The Mary Dendy Hospital was a hospital for the "mentally subnormal" located in Great Warford, Cheshire, England.

==History==
The hospital was founded as the Sandlebridge Boarding School or Sandlebridge Colony when the Lancashire and Cheshire Society for the Permanent Care of the Feeble-Minded converted two houses in Sandlebridge in Cheshire for use as schools in 1908. In 1933 the schools were renamed the Mary Dendy Homes in memory of Mary Dendy who had been the secretary (and later president) of the society.

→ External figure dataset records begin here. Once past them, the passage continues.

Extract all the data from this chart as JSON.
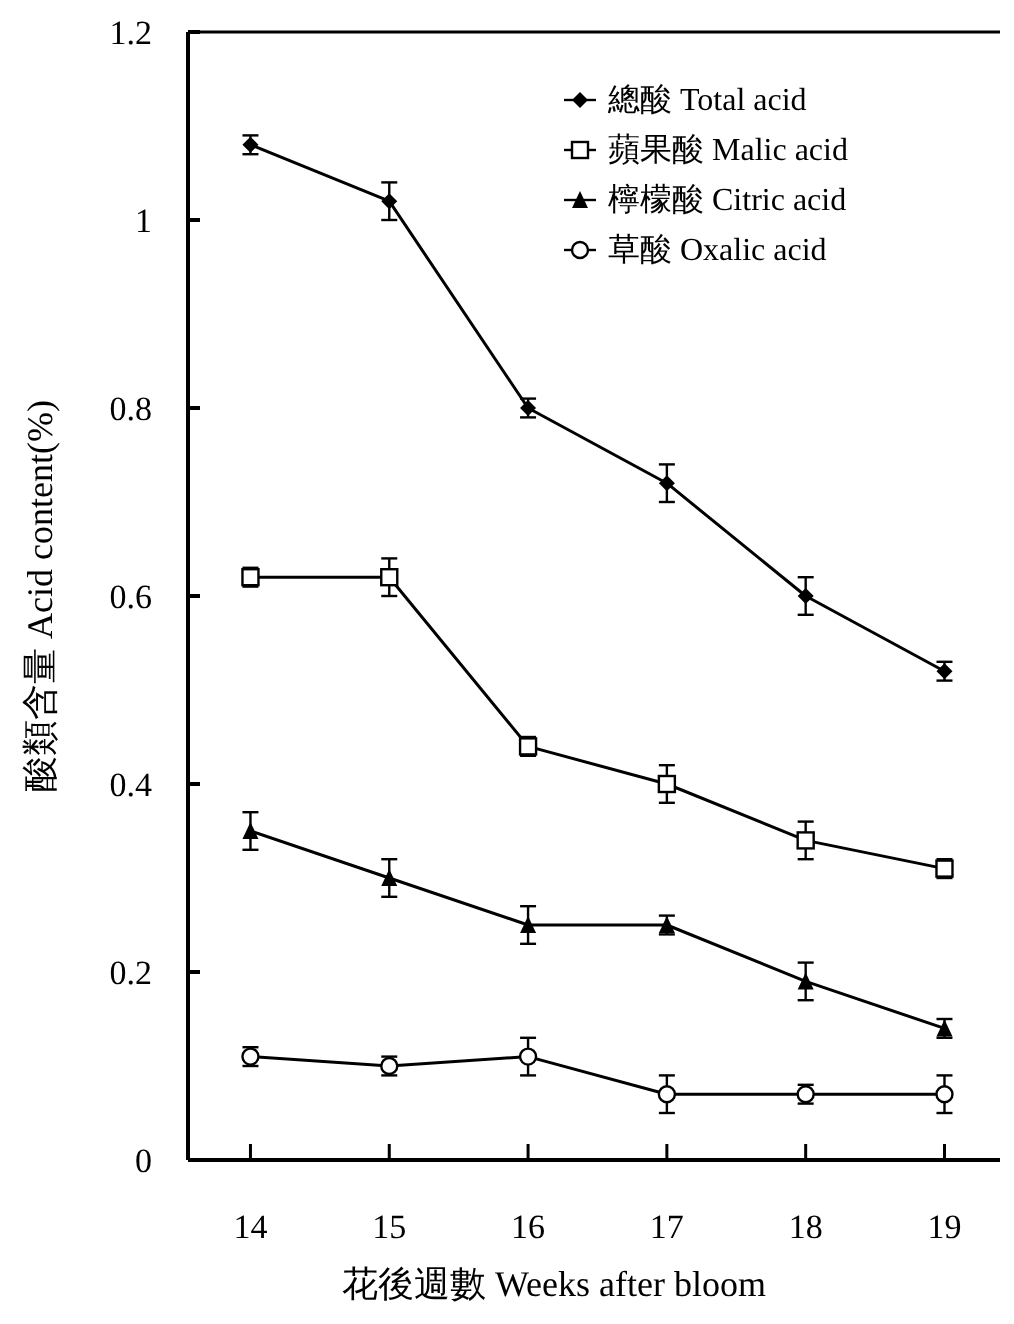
{
  "chart_data": {
    "type": "line",
    "xlabel": "花後週數 Weeks after bloom",
    "ylabel": "酸類含量 Acid content(%)",
    "x": [
      14,
      15,
      16,
      17,
      18,
      19
    ],
    "xlim": [
      13.55,
      19.4
    ],
    "xticks": [
      14,
      15,
      16,
      17,
      18,
      19
    ],
    "ylim": [
      0,
      1.2
    ],
    "yticks": [
      0,
      0.2,
      0.4,
      0.6,
      0.8,
      1,
      1.2
    ],
    "legend": "top right",
    "grid": false,
    "series": [
      {
        "name": "總酸 Total acid",
        "color": "#000000",
        "marker": "diamond",
        "values": [
          1.08,
          1.02,
          0.8,
          0.72,
          0.6,
          0.52
        ],
        "errors": [
          0.01,
          0.02,
          0.01,
          0.02,
          0.02,
          0.01
        ]
      },
      {
        "name": "蘋果酸 Malic acid",
        "color": "#000000",
        "marker": "square",
        "values": [
          0.62,
          0.62,
          0.44,
          0.4,
          0.34,
          0.31
        ],
        "errors": [
          0.01,
          0.02,
          0.01,
          0.02,
          0.02,
          0.01
        ]
      },
      {
        "name": "檸檬酸 Citric acid",
        "color": "#000000",
        "marker": "triangle",
        "values": [
          0.35,
          0.3,
          0.25,
          0.25,
          0.19,
          0.14
        ],
        "errors": [
          0.02,
          0.02,
          0.02,
          0.01,
          0.02,
          0.01
        ]
      },
      {
        "name": "草酸 Oxalic acid",
        "color": "#000000",
        "marker": "circle",
        "values": [
          0.11,
          0.1,
          0.11,
          0.07,
          0.07,
          0.07
        ],
        "errors": [
          0.01,
          0.01,
          0.02,
          0.02,
          0.01,
          0.02
        ]
      }
    ]
  }
}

Dendy had been involved in agitation for the reform of provision for the "mentally sub-normal", and gave evidence to the Royal Commission looking into the issue, which produced the Radnor Report, leading to the Mental Deficiency Act 1913. She repeated in her evidence to the commission, a view she had frequently expressed previously, that the mentally subnormal and the mentally ill should be recognised as separate problems, requiring different approaches, and hence the mentally subnormal required separate facilities and institutions distinct from the traditional lunatic asylum: the Sandlebridge facility was the first permanent residential care home for mentally deficient children in the United Kingdom and thus an exemplar for this approach.

The Mary Dendy Homes joined the National Health Service as the Mary Dendy Hospital in 1948 and it continued to accommodate mentally handicapped children until it closed in 1986.